Software development, like database development is a strange discipline. They usually start teaching you with simple things like SELECT * and then spend the next 10 years telling you not to use it. Likewise in software engineering, you get taught quick and dirty coding and then told to code properly!
I'm sure this is to try and get people productive more quickly but it doesn't serve the industry well. A lot of people don't even know why they shouldn't use SELECT *.
Why you WOULD use it: The only reason you would use SELECT * FROM TABLE is because it is quick (to write) and easy. (You might use it if your database table is dynamically modified but this is not common)
There are two main reasons why you SHOULD NOT use SELECT * FROM TABLE.
ONE reason, which might or might not be significant is that pulling the data from all the columns of a table, if you are not using them, wastes network and disk bandwidth. This doesn't just mean the 'phone line', which might easily support the bandwidth but on a larger system, there might be several (or more) web servers all using a single database server via a single network card and one or more network switches. This card is probably also transmitting lots of other network data so hitting it with unnecessary data is not good on principle and does not scale.

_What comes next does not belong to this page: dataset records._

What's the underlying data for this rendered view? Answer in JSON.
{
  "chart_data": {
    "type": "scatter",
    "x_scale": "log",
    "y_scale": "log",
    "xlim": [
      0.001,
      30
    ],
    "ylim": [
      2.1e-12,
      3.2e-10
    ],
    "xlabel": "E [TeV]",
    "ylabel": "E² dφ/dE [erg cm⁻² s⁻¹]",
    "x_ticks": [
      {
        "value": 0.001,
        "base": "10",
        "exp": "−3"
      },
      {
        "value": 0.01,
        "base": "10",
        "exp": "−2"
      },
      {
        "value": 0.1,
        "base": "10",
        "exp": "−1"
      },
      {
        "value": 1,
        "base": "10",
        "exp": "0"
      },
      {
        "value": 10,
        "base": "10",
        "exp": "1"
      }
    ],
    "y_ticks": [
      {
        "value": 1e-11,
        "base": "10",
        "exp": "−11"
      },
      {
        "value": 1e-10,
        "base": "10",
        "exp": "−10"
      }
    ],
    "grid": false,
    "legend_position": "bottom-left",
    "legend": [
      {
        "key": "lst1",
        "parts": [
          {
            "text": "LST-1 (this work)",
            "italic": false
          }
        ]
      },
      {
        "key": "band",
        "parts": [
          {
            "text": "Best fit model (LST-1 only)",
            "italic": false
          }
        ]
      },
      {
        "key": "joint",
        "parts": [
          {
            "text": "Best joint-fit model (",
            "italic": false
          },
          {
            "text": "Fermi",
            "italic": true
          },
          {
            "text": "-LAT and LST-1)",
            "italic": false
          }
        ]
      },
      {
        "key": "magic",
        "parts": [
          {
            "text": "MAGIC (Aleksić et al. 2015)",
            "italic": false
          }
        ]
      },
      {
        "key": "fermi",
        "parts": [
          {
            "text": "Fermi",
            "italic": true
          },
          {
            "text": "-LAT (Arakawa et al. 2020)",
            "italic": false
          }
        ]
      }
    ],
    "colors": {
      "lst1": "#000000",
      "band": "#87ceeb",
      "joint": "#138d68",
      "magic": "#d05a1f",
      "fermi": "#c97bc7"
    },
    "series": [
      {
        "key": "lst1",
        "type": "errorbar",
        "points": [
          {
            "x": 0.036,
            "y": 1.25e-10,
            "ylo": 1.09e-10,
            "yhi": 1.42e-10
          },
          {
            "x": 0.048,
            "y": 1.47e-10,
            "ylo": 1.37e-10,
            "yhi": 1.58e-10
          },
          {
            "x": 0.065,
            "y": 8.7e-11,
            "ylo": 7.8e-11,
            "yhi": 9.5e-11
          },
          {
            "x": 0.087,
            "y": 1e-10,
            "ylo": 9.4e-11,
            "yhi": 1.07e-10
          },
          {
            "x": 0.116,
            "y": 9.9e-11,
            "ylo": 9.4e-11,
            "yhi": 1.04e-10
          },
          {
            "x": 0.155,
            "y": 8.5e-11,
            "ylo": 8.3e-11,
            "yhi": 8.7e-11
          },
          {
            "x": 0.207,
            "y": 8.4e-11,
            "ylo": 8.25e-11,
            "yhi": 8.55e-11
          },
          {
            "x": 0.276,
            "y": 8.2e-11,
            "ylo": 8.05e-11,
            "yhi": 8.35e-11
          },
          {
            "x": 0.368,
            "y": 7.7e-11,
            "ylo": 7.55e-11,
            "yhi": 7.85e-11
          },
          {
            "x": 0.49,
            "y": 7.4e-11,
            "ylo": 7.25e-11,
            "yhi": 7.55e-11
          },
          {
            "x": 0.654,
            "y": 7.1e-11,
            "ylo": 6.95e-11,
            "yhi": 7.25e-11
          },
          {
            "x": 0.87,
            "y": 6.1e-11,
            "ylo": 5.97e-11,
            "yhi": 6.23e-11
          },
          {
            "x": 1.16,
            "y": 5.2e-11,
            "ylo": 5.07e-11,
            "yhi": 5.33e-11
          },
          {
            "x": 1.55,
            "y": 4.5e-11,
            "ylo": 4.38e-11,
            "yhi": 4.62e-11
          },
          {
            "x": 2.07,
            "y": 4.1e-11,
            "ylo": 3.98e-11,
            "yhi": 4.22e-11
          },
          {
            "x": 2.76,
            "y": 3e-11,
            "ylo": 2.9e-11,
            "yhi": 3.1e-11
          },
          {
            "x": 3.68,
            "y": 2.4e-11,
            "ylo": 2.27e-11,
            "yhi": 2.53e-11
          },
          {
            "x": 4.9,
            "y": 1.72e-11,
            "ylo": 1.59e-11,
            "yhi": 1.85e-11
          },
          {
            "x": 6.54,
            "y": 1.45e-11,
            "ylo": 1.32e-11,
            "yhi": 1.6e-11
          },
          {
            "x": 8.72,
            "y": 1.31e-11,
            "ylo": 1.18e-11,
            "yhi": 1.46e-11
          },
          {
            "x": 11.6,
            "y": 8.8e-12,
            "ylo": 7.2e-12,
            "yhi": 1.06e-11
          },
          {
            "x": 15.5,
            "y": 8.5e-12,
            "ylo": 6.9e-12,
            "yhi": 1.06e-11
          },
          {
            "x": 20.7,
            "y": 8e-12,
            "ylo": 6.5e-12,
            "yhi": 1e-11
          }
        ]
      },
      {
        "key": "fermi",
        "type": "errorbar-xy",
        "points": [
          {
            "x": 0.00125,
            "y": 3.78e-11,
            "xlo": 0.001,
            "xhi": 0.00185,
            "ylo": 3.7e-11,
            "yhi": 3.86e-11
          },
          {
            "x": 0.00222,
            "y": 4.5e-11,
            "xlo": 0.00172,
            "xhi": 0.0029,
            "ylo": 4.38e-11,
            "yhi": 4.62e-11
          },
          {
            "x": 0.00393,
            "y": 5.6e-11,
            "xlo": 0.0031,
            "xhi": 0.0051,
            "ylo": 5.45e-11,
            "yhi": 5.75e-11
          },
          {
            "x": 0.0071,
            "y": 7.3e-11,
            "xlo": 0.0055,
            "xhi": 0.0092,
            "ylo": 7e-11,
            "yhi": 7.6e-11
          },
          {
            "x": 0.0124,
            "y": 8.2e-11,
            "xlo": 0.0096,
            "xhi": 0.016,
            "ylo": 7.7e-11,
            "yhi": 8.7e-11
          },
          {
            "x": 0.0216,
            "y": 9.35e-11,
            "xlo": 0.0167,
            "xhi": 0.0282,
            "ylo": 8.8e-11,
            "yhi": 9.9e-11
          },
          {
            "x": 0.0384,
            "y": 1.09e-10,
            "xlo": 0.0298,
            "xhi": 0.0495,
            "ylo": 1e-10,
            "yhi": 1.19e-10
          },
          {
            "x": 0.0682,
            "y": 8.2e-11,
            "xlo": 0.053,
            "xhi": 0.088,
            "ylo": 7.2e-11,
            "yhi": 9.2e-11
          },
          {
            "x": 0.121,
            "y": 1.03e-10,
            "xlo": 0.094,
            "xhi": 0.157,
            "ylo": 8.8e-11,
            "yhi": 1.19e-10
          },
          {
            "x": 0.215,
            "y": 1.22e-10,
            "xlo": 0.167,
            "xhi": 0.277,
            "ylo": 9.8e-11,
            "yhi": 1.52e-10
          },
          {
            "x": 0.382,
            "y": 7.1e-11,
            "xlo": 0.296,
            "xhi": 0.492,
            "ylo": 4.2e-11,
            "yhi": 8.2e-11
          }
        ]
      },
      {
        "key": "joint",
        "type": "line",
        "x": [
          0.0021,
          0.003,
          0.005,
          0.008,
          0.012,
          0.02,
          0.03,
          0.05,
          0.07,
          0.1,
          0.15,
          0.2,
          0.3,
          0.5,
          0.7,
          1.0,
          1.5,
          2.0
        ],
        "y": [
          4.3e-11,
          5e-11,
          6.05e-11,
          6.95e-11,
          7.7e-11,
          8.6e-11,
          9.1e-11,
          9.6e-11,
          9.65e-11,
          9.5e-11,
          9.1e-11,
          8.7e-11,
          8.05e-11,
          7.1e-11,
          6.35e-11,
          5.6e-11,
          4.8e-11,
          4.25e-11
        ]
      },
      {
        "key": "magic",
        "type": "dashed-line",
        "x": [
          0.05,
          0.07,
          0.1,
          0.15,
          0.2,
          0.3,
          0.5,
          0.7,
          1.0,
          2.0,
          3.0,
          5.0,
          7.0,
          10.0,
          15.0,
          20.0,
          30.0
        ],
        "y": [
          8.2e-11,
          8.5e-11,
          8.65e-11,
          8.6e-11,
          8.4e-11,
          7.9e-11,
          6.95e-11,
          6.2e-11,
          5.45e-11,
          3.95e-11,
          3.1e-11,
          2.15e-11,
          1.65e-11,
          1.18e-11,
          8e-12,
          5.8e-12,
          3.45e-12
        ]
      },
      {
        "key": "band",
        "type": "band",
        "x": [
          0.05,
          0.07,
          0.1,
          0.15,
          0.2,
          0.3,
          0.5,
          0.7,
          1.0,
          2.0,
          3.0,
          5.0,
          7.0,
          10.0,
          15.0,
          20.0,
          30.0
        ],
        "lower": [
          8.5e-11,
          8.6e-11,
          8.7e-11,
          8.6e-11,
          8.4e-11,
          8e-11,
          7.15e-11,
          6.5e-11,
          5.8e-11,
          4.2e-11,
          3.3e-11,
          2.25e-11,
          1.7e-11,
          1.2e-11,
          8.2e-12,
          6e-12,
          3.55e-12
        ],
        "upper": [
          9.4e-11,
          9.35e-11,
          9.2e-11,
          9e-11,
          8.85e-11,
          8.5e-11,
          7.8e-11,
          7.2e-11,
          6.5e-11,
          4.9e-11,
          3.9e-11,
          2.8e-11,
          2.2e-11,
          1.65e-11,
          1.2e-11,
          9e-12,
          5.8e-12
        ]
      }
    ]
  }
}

The SECOND, more important reason is related to the way that databases index data to improve performance. Imagine you have a table with 50 columns and 10 million rows and you use SELECT * FROM...WHERE even though you only need 5 of those columns in your result set. The entire table needs to be loaded into memory, possibly in blocks, a load of row or table locks might be required while this is happening and only after the entire table has been scanned, can the result set be returned. Clearly, some tables are several GB in size - this is not a good option. By adding an index to the table, that only contains the 5 columns you are using (including the column(s) in the WHERE clause), only the index needs to be loaded into memory, which is probably considerably smaller and therefore faster, and depending on the index, if it is ordered by the column(s) in the WHERE clause, the database might be able to access the index directly rather than scanning the whole thing.
The differences here can literally be hundreds or thousands of times quicker than simply table scanning but this optimisation cannot happen if you use SELECT *.
A fair question is, "what if my table is really small, why bother?". Firstly, it is not a lot of extra work to only select columns you need and secondly, it is a good habit to get into. There is no obvious line between when it will improve performance and when not but selecting specific columns will always be the same or quicker than select *.
"What if I am selecting the same number of columns as my table has, I might as well use SELECT * right?". The answer is the same as above but there are other advantages to using named columns, even when you are selecting all of them. Firstly, if you use SELECT * and the table has other columns added, your statement will slow down. Unless you test every statement after the modification (I'll assume you don't) then you don't know what you might make unusable after modifying the table. Another advantage is much clearly visibility of what you are selecting and the ability to rename columns you are selecting to make their names more meaningful to the code that has called the SELECT statement. If you are joining two tables that both have a rowid, SELECT * will fail anyway but what if one is called rowid and the other row_id? This is hidden inside SELECT * but could lead to coding errors if the wrong one is accidentally used.
Another question is, "Why not use indexes for everything then?". There is a trade off if the number of indexes starts getting high. What needs to happen is that when you insert or update, some or all of the indexes will need to be updated as well as the table itself. This performance hit will obviously vary depending on the size of the indexes, how much they are fragmented and how many of them there are as well as which columns are indexed and where the new data is added/updated. Generally speaking, data that is massively read-only and only occasionally modified suits indexing very well. The more updates/inserts you do, the more impact will be noted. You might easily have 10 or more indexes on a table with no real performance problems.
To be honest, if you get to the point where your indexes are starting to slow your system down, you are probably in the area where you need to employ some experienced DBAs to look at your specific requirements and suggest either a design change or potentially even some advanced techniques like sharding and replication.
You don't need an index per-select statement. If you have two selects one that selects columns A, B and C and another that selects A, B, C and D then you could simply have a single index on all 4 columns, that both select statements would automatically use.
Another gotcha is two select statements. One that selects A, B, C and D and another that selects C, D, E and F. One index or two? In this situation, it would depend on the size of the unwanted columns in the index as to whether these could simply become a single index. If E and F are large VARCHAR or TEXT columns, then there is not necessarily much performance benefit to the first SELECT by sharing an index. If, however, all 6 columns are fairly small types, then a single index might be acceptable.
One thing I've learned about databases is that they don't always behave as expected so test it! There are various tools that can create dummy data for a database table to give you, say, 10 million rows, which you can then experiment with. The closer to the real usage you can get, the better, but any reasonable testing is better than nothing.
One example of an optimisation I managed on a database was decreasing the time to run a "Lookup address" stored procedure from 25-30 seconds down to less than 1/4 of a second! (clearly it should never have taken 30 seconds, if it was written properly but hey!)